Posted by Isabelle at 10:08 pm
记着你的脸色,是我等你的执着。你会是一首我能唱完的歌吗?你会陪我唱完这首歌吗?
Posted by Isabelle at 9:08 pm
Tuesday, September 16
A small blog drought, but I'm back.
I'm always trying to avoid, always trying to hide behind some kind of momentary support that I can find. The problem is that it this kind of arrangement can't last long. But I don't know if I can do anything to alleviate this problem. I'm just taking a step at a time.
Right now, I'm just going to take shelter in someone's shadows.
Posted by Isabelle at 10:47 pm
Wednesday, September 3
"Paint my dawn with morning dew, breathe my day with pinkish hues, fill my dusk with starry fields, and live my night with only you."
-- As quoted
Posted by Isabelle at 11:05 pm
Reality has two sides.
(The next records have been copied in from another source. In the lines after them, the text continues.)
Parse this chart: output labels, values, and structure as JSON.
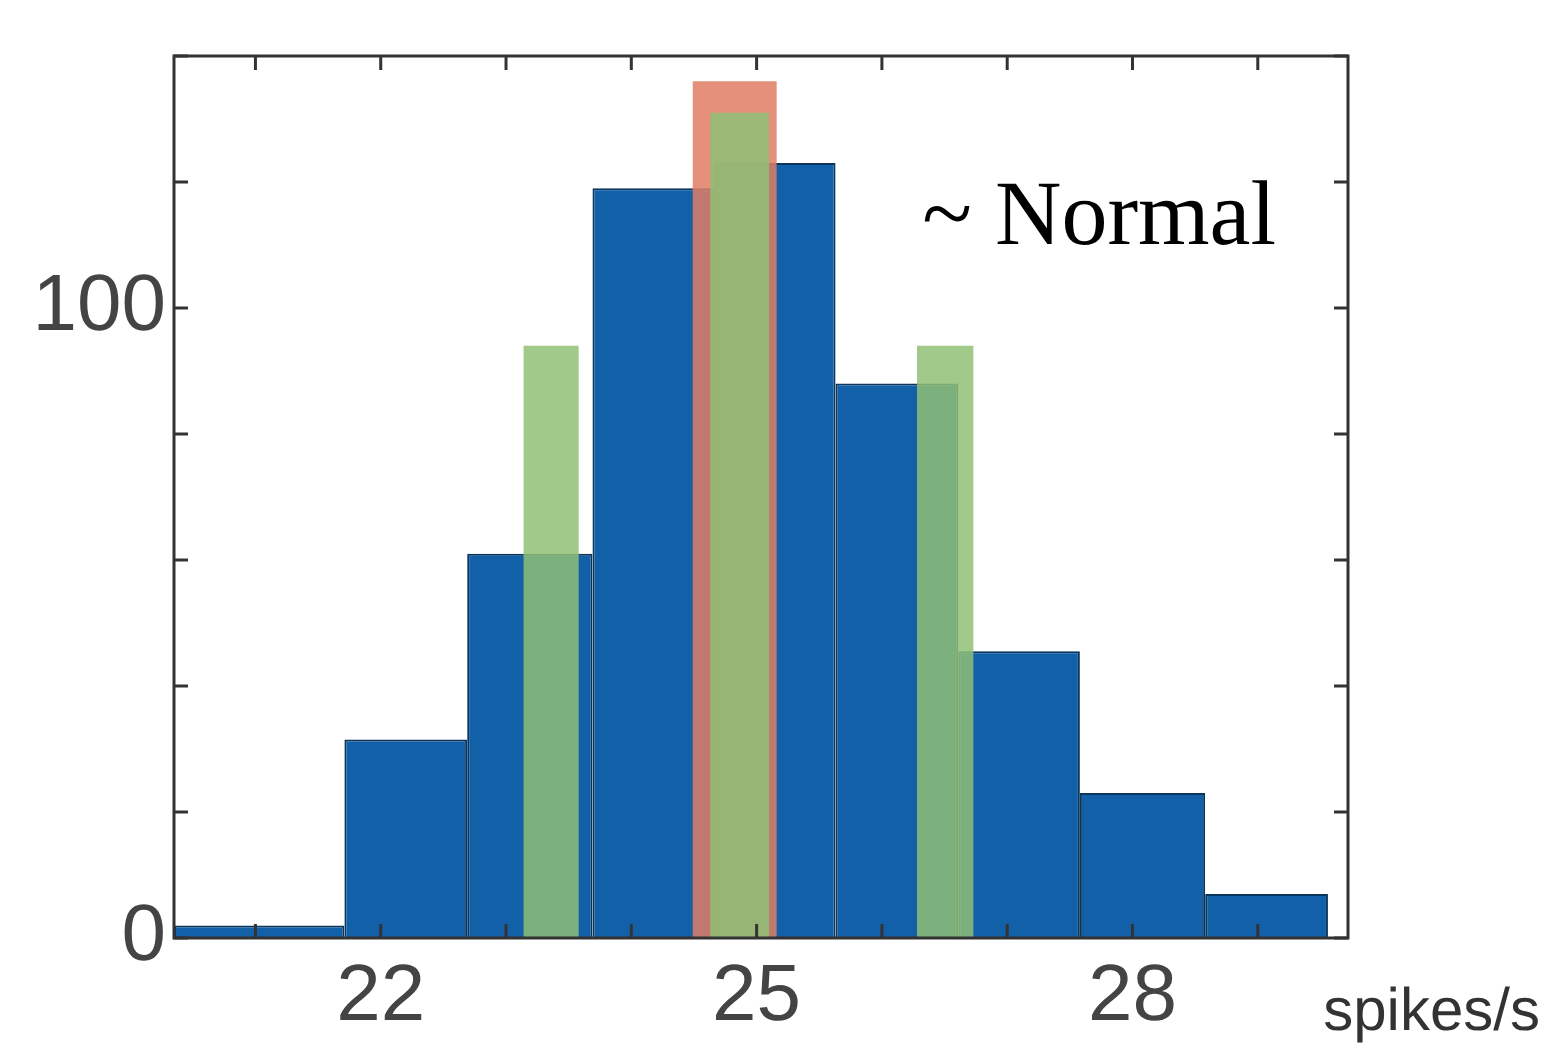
{
  "chart_data": {
    "type": "histogram",
    "xlabel": "spikes/s",
    "annotations": [
      "~ Normal"
    ],
    "xlim": [
      20.35,
      29.72
    ],
    "ylim": [
      0,
      140
    ],
    "xticks": [
      {
        "value": 21,
        "label": null
      },
      22,
      {
        "value": 23,
        "label": null
      },
      {
        "value": 24,
        "label": null
      },
      25,
      {
        "value": 26,
        "label": null
      },
      {
        "value": 27,
        "label": null
      },
      28,
      {
        "value": 29,
        "label": null
      }
    ],
    "yticks": [
      0,
      {
        "value": 20,
        "label": null
      },
      {
        "value": 40,
        "label": null
      },
      {
        "value": 60,
        "label": null
      },
      {
        "value": 80,
        "label": null
      },
      100,
      {
        "value": 120,
        "label": null
      },
      {
        "value": 140,
        "label": null
      }
    ],
    "grid": false,
    "legend": false,
    "color": "#1260a8",
    "bins": [
      20.35,
      21.71,
      22.69,
      23.69,
      24.66,
      25.63,
      26.61,
      27.58,
      28.58,
      29.56
    ],
    "values": [
      2,
      31.5,
      61,
      119,
      123,
      88,
      45.5,
      23,
      7
    ],
    "series": [
      {
        "type": "histogram",
        "color": "#e07c64",
        "bins": [
          24.49,
          25.16
        ],
        "values": [
          136
        ]
      },
      {
        "type": "histogram",
        "color": "#8fbf76",
        "bins": [
          23.14,
          23.58,
          24.63,
          25.1,
          26.28,
          26.73
        ],
        "values": [
          94,
          null,
          131,
          null,
          94
        ]
      }
    ]
  }
}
Maybe it has even more, but we are just discussing two for now.
There's a certain attractiveness to one side of it. But as everyone says it, as far as I'm concerned, there are different degrees to how you perceive beauty. Why you come to like Reality, no one knows, but there's one thing for sure, you gracefully embrace it. Its countless flaws, its lines of unspoken beauty, you take it all in. Sometimes you don't know why it takes your breath away, it just does.
And then you weep in its arms. There are so many things in life that cause you to put the blame on Reality, that cause you curse at Reality. But ultimately, you bow down to it, firmly grasping the pain in your heart and seeking solace under the overwhelming presence of its shadows.
Actually I'm not sure at all why I'm typing out all this rubbish. I'm not lamenting, that's for sure. I believe I've long come to terms with this love-hate relationship that I have with Reality.
Then again, I haven't quite severed ties with Dreamland.